Moi, dès le départ, j’y croyais. Je ne suis pas vraiment surpris, car le hip-hop est une culture jeune. Il fallait du temps pour qu’elle s’installe. Mais à mes débuts, je ne me posais pas de questions. Pendant quinze ans, j’ai avancé sans recul. J’ai commencé à en prendre avec mon livre. C’est là que j’ai réalisé tout ce que j’avais accumulé. Mais à l’époque, c’était très “carpe diem” : je commençais ma journée comme un médecin, avec des artistes qui défilaient heure après heure. Et puis un an, deux ans… vingt ans.

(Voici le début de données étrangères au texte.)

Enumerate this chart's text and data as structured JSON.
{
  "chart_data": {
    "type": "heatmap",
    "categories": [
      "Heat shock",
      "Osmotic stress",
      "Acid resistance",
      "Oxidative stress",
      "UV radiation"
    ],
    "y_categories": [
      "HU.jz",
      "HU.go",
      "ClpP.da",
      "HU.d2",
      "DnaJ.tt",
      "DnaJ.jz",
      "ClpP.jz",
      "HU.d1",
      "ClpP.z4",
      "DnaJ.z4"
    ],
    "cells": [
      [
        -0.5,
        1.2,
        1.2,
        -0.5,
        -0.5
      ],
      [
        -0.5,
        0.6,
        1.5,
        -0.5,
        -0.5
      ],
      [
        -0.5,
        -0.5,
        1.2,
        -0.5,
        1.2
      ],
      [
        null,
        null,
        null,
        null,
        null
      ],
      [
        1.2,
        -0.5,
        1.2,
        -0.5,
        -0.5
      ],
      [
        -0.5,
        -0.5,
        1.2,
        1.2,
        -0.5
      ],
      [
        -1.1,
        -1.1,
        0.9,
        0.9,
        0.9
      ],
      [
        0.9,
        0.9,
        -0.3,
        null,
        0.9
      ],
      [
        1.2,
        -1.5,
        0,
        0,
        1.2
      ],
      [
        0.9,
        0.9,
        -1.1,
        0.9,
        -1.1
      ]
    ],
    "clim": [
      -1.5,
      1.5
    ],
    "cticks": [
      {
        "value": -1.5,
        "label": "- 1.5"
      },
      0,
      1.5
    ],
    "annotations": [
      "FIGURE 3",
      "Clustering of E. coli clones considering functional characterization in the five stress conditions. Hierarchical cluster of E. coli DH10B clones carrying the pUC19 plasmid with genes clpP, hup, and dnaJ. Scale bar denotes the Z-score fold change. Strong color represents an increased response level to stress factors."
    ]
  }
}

Quand j’ai commencé, j’étais le plus jeune. Aujourd’hui, je suis l’ancien. Il y a des jeunes rappeurs qui m’appellent “La Légende”, “L’Ancien”. Ça me fait sourire. Ce qui me surprend vraiment, en revanche, c’est de voir jusqu’où cet univers est allé : la mode, le cinéma… Aujourd’hui, même des centres d’art contemporain me contactent. Ça, je ne l’aurais jamais imaginé. Surtout que j’ai toujours vu ces milieux comme très prestigieux, et qu’ils m’ont longtemps boudé. Je suis arrivé comme un “sale gosse”, dans un système très structuré : maisons de disques, agences de graphisme, agents de photographes…

Et moi, j’ai un peu cassé tout ça. J’ai eu pas mal d’ennemis à cause de ça. J’ai bouleversé le marché, on ne va pas se mentir. J’avais 19 ans, je faisais des pochettes à 150 ou 200 euros, et j’étais content. Mais j’avais une vision très “hustle” : je faisais 10 pochettes par jour. À la fin du mois, je gagnais comme un avocat ! Pour moi, c’était dingue de pouvoir vivre de ça, en étant libre, sans patron. Mon vrai combat, c’était ça : payer ma liberté.